При упоминании последнего имени Жан Бесстрашный нахмурился.
– Только итальянцы, – продолжил Вальдар, – удосужились снарядить небольшой отряд. Пожалуй, чуть больший, чем эскорт, подобающий венценосной особе в дальнем путешествии.
– Но вы должны понять…
– Конечно же, ваше высочество, я понимаю. Я понимаю, сколь тяжелые времена каждому из европейских монархов приходится ныне переживать. Но также я вынужден понять и Мануила. Пред его воротами стояла объединённая армия Тамерлана и Баязида, и в самом городе тоже имелось несколько тысяч османов, готовых силою открыть ворота. У несчастного императора только и оставался выбор: храбро умереть без всякой пользы, или же согласиться на предложение Тамерлана, надеясь тем самым облегчить участь христианских народов, которые вскоре склонятся пред мечом Железного Хромца.
Жан Бесстрашный прошелся по зале, кусая губы:
– Вы уверены, что Тамерлан не остановится?
– А вы бы, мессир герцог, в таких обстоятельствах остановились?
– Но он же старец!
– И двадцать лет назад он тоже был немолод, однако не так давно полный сил Баязид Молниеносный оказался выжившей из ума черепахой перед этим старцем. А потому, ваше высочество, я вернусь к тому, с чего начал. Если сегодня же вы, герцог, не поднимете своё знамя и не призовете рыцарство Европы отринуть распри и, объединившись, отстоять свой дом, через пару лет вашим нынешним подданным, а если посчастливится, и вам самому придется наблюдать воочию минареты Дижона.
Герцог дёрнул усом, сжав кулаки:
– Я верю, что этого не произойдёт.
– На чём основана ваша вера, мессир?
Герцог помолчал, угрюмо склонил голову и подошёл вплотную к послу.
– Монсиньор.

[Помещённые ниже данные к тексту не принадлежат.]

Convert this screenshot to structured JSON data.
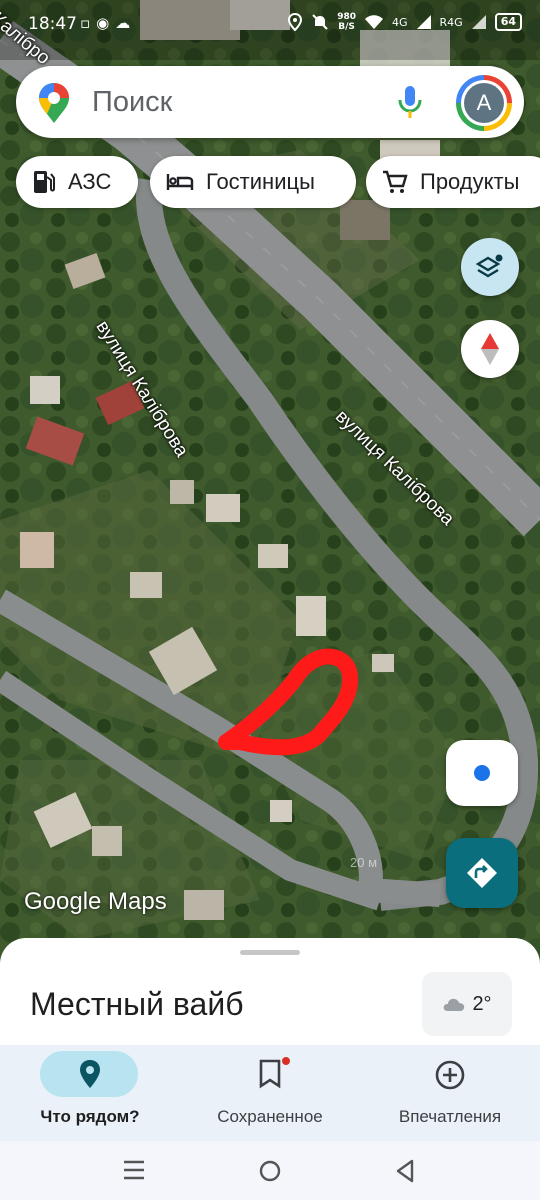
{
  "status_bar": {
    "time": "18:47",
    "left_icons": [
      "vpn-icon",
      "message-icon",
      "weather-icon"
    ],
    "net_speed_value": "980",
    "net_speed_unit": "B/S",
    "network_type_1": "4G",
    "network_type_2": "R4G",
    "battery": "64"
  },
  "search": {
    "placeholder": "Поиск",
    "avatar_letter": "A"
  },
  "chips": [
    {
      "label": "АЗС",
      "icon": "gas-station-icon"
    },
    {
      "label": "Гостиницы",
      "icon": "bed-icon"
    },
    {
      "label": "Продукты",
      "icon": "cart-icon"
    }
  ],
  "map": {
    "street_labels": [
      "вулиця Каліброва",
      "вулиця Каліброва",
      "Калібро"
    ],
    "logo": "Google Maps",
    "scale": "20 м",
    "colors": {
      "marker": "#ff1a1a",
      "road": "#8a8d8f",
      "vegetation": "#3b5a2a"
    }
  },
  "bottom_sheet": {
    "title": "Местный вайб",
    "weather_temp": "2°",
    "weather_icon": "cloud-icon"
  },
  "bottom_nav": [
    {
      "label": "Что рядом?",
      "icon": "location-pin-icon",
      "active": true
    },
    {
      "label": "Сохраненное",
      "icon": "bookmark-icon",
      "active": false
    },
    {
      "label": "Впечатления",
      "icon": "add-circle-icon",
      "active": false
    }
  ]
}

Я хочу, чтобы вы знали правду. Очень надеюсь, что она не покинет этой залы и останется между вами и мной. Мне тяжело говорить то, что вы сейчас услышите, но раз уж его святейшее величество, пресвитер Иоанн, почтил достойным своего доверия именно меня, а не кого-либо иного из европейских монархов, я отвечу тем же. Несколько лет назад, когда османы Баязида вторглись на Балканы, мой отец отправил меня во главе большого отряда рыцарей на помощь Ладиславу, королю Венгрии и Польши. Там я впервые увидел ее высочество Анну, младшую дочь короля. Вы сами недавно имели счастье лицезреть её. Ответьте мне, как мужчина мужчине. Разве возможно не восхититься ею и не полюбить всем сердцем?

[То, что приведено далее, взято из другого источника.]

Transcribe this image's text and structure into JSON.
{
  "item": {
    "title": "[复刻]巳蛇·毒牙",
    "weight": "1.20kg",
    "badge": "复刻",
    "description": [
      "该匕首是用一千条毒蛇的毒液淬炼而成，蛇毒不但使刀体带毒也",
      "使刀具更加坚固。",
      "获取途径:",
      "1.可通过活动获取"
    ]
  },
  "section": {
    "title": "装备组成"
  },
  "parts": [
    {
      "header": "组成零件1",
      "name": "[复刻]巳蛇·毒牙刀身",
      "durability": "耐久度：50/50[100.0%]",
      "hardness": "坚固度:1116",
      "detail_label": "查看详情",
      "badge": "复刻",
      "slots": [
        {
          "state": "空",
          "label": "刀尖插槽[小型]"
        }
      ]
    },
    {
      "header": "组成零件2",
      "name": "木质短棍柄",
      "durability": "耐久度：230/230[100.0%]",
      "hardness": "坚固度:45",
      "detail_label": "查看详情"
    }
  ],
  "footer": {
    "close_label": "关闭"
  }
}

– Не думаю, герцог, что вас обрадует мой положительный ответ.
– Я влюбился как мальчишка, каковым тогда и был, – не слушая, продолжал Жан Бесстрашный. – И уж не знаю, на счастье, или на беду, Анна ответила мне взаимностью. Бои шли с переменным успехом, но военная удача все же оказалась не на нашей стороне. Король был вынужден просить мира. Баязид поставил условие: отдать ему в жёны Анну. И если бы просто в жёны – в гарем! Пальцы герцога сошлись на рукояти кинжала.

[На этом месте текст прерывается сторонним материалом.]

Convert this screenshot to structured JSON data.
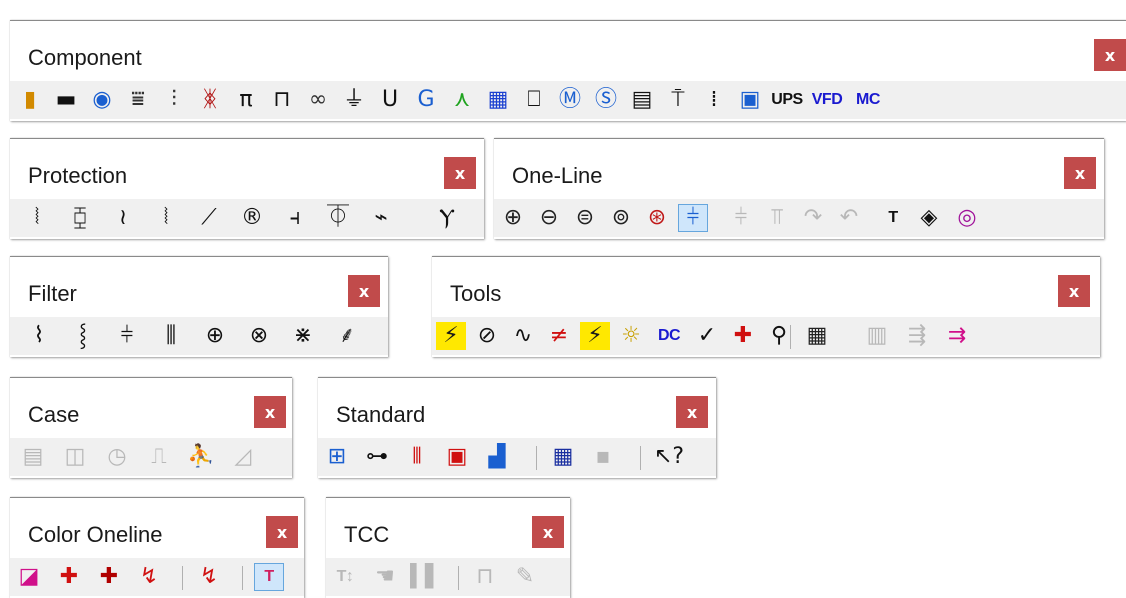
{
  "toolbars": {
    "component": {
      "title": "Component",
      "close": "x",
      "icons": [
        {
          "name": "bar-icon",
          "glyph": "▮",
          "color": "#d28a00"
        },
        {
          "name": "cable-icon",
          "glyph": "▬",
          "color": "#111111"
        },
        {
          "name": "motor-icon",
          "glyph": "◉",
          "color": "#1a5fd0"
        },
        {
          "name": "transformer-icon",
          "glyph": "⩸",
          "color": "#333333"
        },
        {
          "name": "transformer3w-icon",
          "glyph": "⫶",
          "color": "#333333"
        },
        {
          "name": "phase-shifter-icon",
          "glyph": "ᛤ",
          "color": "#b01010"
        },
        {
          "name": "pi-line-icon",
          "glyph": "π",
          "color": "#111111"
        },
        {
          "name": "busway-icon",
          "glyph": "⊓",
          "color": "#111111"
        },
        {
          "name": "reactor-icon",
          "glyph": "∞",
          "color": "#333333"
        },
        {
          "name": "ground-icon",
          "glyph": "⏚",
          "color": "#111111"
        },
        {
          "name": "utility-icon",
          "glyph": "U",
          "color": "#111111"
        },
        {
          "name": "generator-icon",
          "glyph": "G",
          "color": "#1a5fd0"
        },
        {
          "name": "wind-turbine-icon",
          "glyph": "⋏",
          "color": "#1fa31f"
        },
        {
          "name": "solar-panel-icon",
          "glyph": "▦",
          "color": "#1a3fd0"
        },
        {
          "name": "load-icon",
          "glyph": "⎕",
          "color": "#111111"
        },
        {
          "name": "motor-load-icon",
          "glyph": "Ⓜ",
          "color": "#1a5fd0"
        },
        {
          "name": "static-load-icon",
          "glyph": "Ⓢ",
          "color": "#1a5fd0"
        },
        {
          "name": "panel-icon",
          "glyph": "▤",
          "color": "#111111"
        },
        {
          "name": "fuse-icon",
          "glyph": "⍑",
          "color": "#111111"
        },
        {
          "name": "switch-icon",
          "glyph": "⁞",
          "color": "#111111"
        },
        {
          "name": "box-icon",
          "glyph": "▣",
          "color": "#1a5fd0"
        },
        {
          "name": "ups-icon",
          "glyph": "UPS",
          "color": "#111111",
          "text": true
        },
        {
          "name": "vfd-icon",
          "glyph": "VFD",
          "color": "#1a1ad0",
          "text": true
        },
        {
          "name": "mc-icon",
          "glyph": "MC",
          "color": "#1a1ad0",
          "text": true
        }
      ]
    },
    "protection": {
      "title": "Protection",
      "close": "x",
      "icons": [
        {
          "name": "breaker-lv-icon",
          "glyph": "⦚",
          "color": "#111111"
        },
        {
          "name": "breaker-hv-icon",
          "glyph": "⧮",
          "color": "#111111"
        },
        {
          "name": "fuse-prot-icon",
          "glyph": "≀",
          "color": "#111111"
        },
        {
          "name": "breaker-icon",
          "glyph": "⦚",
          "color": "#111111"
        },
        {
          "name": "switch-prot-icon",
          "glyph": "⟋",
          "color": "#111111"
        },
        {
          "name": "relay-icon",
          "glyph": "®",
          "color": "#111111"
        },
        {
          "name": "ct-icon",
          "glyph": "⫞",
          "color": "#111111"
        },
        {
          "name": "pt-icon",
          "glyph": "⏁",
          "color": "#111111"
        },
        {
          "name": "disconnect-icon",
          "glyph": "⌁",
          "color": "#111111"
        },
        {
          "name": "overload-icon",
          "glyph": "Ⲩ",
          "color": "#111111"
        }
      ]
    },
    "oneline": {
      "title": "One-Line",
      "close": "x",
      "icons": [
        {
          "name": "zoom-in-icon",
          "glyph": "⊕",
          "color": "#222222"
        },
        {
          "name": "zoom-out-icon",
          "glyph": "⊖",
          "color": "#222222"
        },
        {
          "name": "zoom-fit-icon",
          "glyph": "⊜",
          "color": "#222222"
        },
        {
          "name": "zoom-area-icon",
          "glyph": "⊚",
          "color": "#222222"
        },
        {
          "name": "zoom-previous-icon",
          "glyph": "⊛",
          "color": "#c01818"
        },
        {
          "name": "grid-toggle-icon",
          "glyph": "⫩",
          "color": "#1a5fd0",
          "selected": true
        },
        {
          "name": "continuity-icon",
          "glyph": "⫩",
          "color": "#b8b8b8",
          "disabled": true
        },
        {
          "name": "continuity-alt-icon",
          "glyph": "⫪",
          "color": "#b8b8b8",
          "disabled": true
        },
        {
          "name": "redo-icon",
          "glyph": "↷",
          "color": "#b8b8b8",
          "disabled": true
        },
        {
          "name": "undo-icon",
          "glyph": "↶",
          "color": "#b8b8b8",
          "disabled": true
        },
        {
          "name": "text-icon",
          "glyph": "T",
          "color": "#111111",
          "text": true
        },
        {
          "name": "theme-icon",
          "glyph": "◈",
          "color": "#111111"
        },
        {
          "name": "ring-icon",
          "glyph": "◎",
          "color": "#a0129a"
        }
      ]
    },
    "filter": {
      "title": "Filter",
      "close": "x",
      "icons": [
        {
          "name": "filter-r-icon",
          "glyph": "⌇",
          "color": "#111111"
        },
        {
          "name": "filter-rl-icon",
          "glyph": "⸾",
          "color": "#111111"
        },
        {
          "name": "filter-c-icon",
          "glyph": "⫩",
          "color": "#111111"
        },
        {
          "name": "filter-lc-icon",
          "glyph": "⫼",
          "color": "#111111"
        },
        {
          "name": "filter-bp-icon",
          "glyph": "⊕",
          "color": "#111111"
        },
        {
          "name": "filter-hp-icon",
          "glyph": "⊗",
          "color": "#111111"
        },
        {
          "name": "filter-arrester-icon",
          "glyph": "⋇",
          "color": "#111111"
        },
        {
          "name": "filter-surge-icon",
          "glyph": "⸙",
          "color": "#111111"
        }
      ]
    },
    "tools": {
      "title": "Tools",
      "close": "x",
      "icons": [
        {
          "name": "load-flow-icon",
          "glyph": "⚡",
          "color": "#1a1a1a",
          "bg": "#ffe800"
        },
        {
          "name": "short-circuit-icon",
          "glyph": "⊘",
          "color": "#111111"
        },
        {
          "name": "harmonics-icon",
          "glyph": "∿",
          "color": "#111111"
        },
        {
          "name": "motor-start-icon",
          "glyph": "≠",
          "color": "#d01010"
        },
        {
          "name": "arc-flash-icon",
          "glyph": "⚡",
          "color": "#1a1a1a",
          "bg": "#ffe800"
        },
        {
          "name": "lighting-icon",
          "glyph": "☼",
          "color": "#c8a000"
        },
        {
          "name": "dc-icon",
          "glyph": "DC",
          "color": "#1a1ad0",
          "text": true
        },
        {
          "name": "check-icon",
          "glyph": "✓",
          "color": "#111111"
        },
        {
          "name": "medical-cross-icon",
          "glyph": "✚",
          "color": "#d01010"
        },
        {
          "name": "find-icon",
          "glyph": "⚲",
          "color": "#111111"
        },
        {
          "name": "table-report-icon",
          "glyph": "▦",
          "color": "#222222"
        },
        {
          "name": "compare-icon",
          "glyph": "▥",
          "color": "#b8b8b8",
          "disabled": true
        },
        {
          "name": "export-icon",
          "glyph": "⇶",
          "color": "#b8b8b8",
          "disabled": true
        },
        {
          "name": "import-icon",
          "glyph": "⇉",
          "color": "#d0108a"
        }
      ]
    },
    "case": {
      "title": "Case",
      "close": "x",
      "icons": [
        {
          "name": "case-calendar-icon",
          "glyph": "▤",
          "color": "#b8b8b8",
          "disabled": true
        },
        {
          "name": "case-window-icon",
          "glyph": "◫",
          "color": "#b8b8b8",
          "disabled": true
        },
        {
          "name": "case-clock-icon",
          "glyph": "◷",
          "color": "#b8b8b8",
          "disabled": true
        },
        {
          "name": "case-pulse-icon",
          "glyph": "⎍",
          "color": "#b8b8b8",
          "disabled": true
        },
        {
          "name": "case-run-icon",
          "glyph": "⛹",
          "color": "#b8b8b8",
          "disabled": true
        },
        {
          "name": "case-chart-icon",
          "glyph": "◿",
          "color": "#b8b8b8",
          "disabled": true
        }
      ]
    },
    "standard": {
      "title": "Standard",
      "close": "x",
      "icons": [
        {
          "name": "layout-icon",
          "glyph": "⊞",
          "color": "#1a5fd0"
        },
        {
          "name": "tree-icon",
          "glyph": "⊶",
          "color": "#111111"
        },
        {
          "name": "color-bars-icon",
          "glyph": "⦀",
          "color": "#d01010"
        },
        {
          "name": "report-icon",
          "glyph": "▣",
          "color": "#d01010"
        },
        {
          "name": "chart-icon",
          "glyph": "▟",
          "color": "#1a5fd0"
        },
        {
          "name": "calendar-grid-icon",
          "glyph": "▦",
          "color": "#1a2fa0"
        },
        {
          "name": "save-icon",
          "glyph": "▪",
          "color": "#b8b8b8",
          "disabled": true
        },
        {
          "name": "help-pointer-icon",
          "glyph": "↖?",
          "color": "#111111"
        }
      ]
    },
    "color_oneline": {
      "title": "Color Oneline",
      "close": "x",
      "icons": [
        {
          "name": "color-theme-icon",
          "glyph": "◪",
          "color": "#d0108a"
        },
        {
          "name": "color-cross-icon",
          "glyph": "✚",
          "color": "#d01010"
        },
        {
          "name": "color-cross-red-icon",
          "glyph": "✚",
          "color": "#b00000"
        },
        {
          "name": "color-checkmark-icon",
          "glyph": "↯",
          "color": "#d01010"
        },
        {
          "name": "color-check-icon",
          "glyph": "↯",
          "color": "#d01010"
        },
        {
          "name": "color-text-icon",
          "glyph": "T",
          "color": "#d02060",
          "text": true,
          "selected": true
        }
      ]
    },
    "tcc": {
      "title": "TCC",
      "close": "x",
      "icons": [
        {
          "name": "tcc-text-icon",
          "glyph": "T↕",
          "color": "#b8b8b8",
          "disabled": true,
          "text": true
        },
        {
          "name": "tcc-hand-icon",
          "glyph": "☚",
          "color": "#b8b8b8",
          "disabled": true
        },
        {
          "name": "tcc-bars-icon",
          "glyph": "▌▌",
          "color": "#b8b8b8",
          "disabled": true
        },
        {
          "name": "tcc-base-icon",
          "glyph": "⊓",
          "color": "#b8b8b8",
          "disabled": true
        },
        {
          "name": "tcc-pencil-icon",
          "glyph": "✎",
          "color": "#b8b8b8",
          "disabled": true
        }
      ]
    }
  }
}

– Я был в отчаянии. Я был готов убить Баязида, короля Ладислава, себя…
Он замолчал, переводя дух.
– Но, знаете, интересы государства… Я сопровождал Анну и лично передал её посланникам султана. Не могу понять, как в тот день я не сошёл с ума. Стоит ли спрашивать, почему, едва вернувшись в Бургундию, я примкнул к крестовому походу и был одним из его вождей. Но и эта попытка закончилась крахом и обернулась для меня годами плена.
Поверьте, монсеньор посол, даже там, в плену, я был счастлив, ибо за это время трижды видел Анну. Украдкой, всего несколько минут, но я был счастлив. Как вы знаете, моё возвращение в Бургундию оказалось горестным: отец на смертном одре, любимая за тридевять земель, казна пуста, бароны обездолены. Я женился на двоюродной сестре Анны. Не по любви, нет. Как водится – государственные интересы. Продолжение рода, выгодный союз… И вдруг несколько месяцев назад… о чудо! Мне сообщают, что Баязид сокрушен, Анна свободна и направляется сюда. Я снова счастлив.
– Мне рассказывали, – задумчиво начал Камдил, – что прежде, чем отпустить её высочество в Европу, Тамерлан имел с ней долгую беседу.
– Да, это правда. Но вы же слышали голос Анны? Им можно врачевать раны лучше всяких лекарских мазей. Анна рассказывает, что повелитель тартарейцев весьма разумный и даже мудрый человек. Злая судьба ведёт его все годы жизни, заставляя проливать кровь. Анна говорит, что мало видела людей, так хорошо сведущих в науках и любящих искусство, как Тамерлан. Он буквально очаровывает всякого, с кем изволит разговаривать. Вот и Мануил тому новый пример. К тому же, – продолжал герцог, – эмир предложил Анне помощь.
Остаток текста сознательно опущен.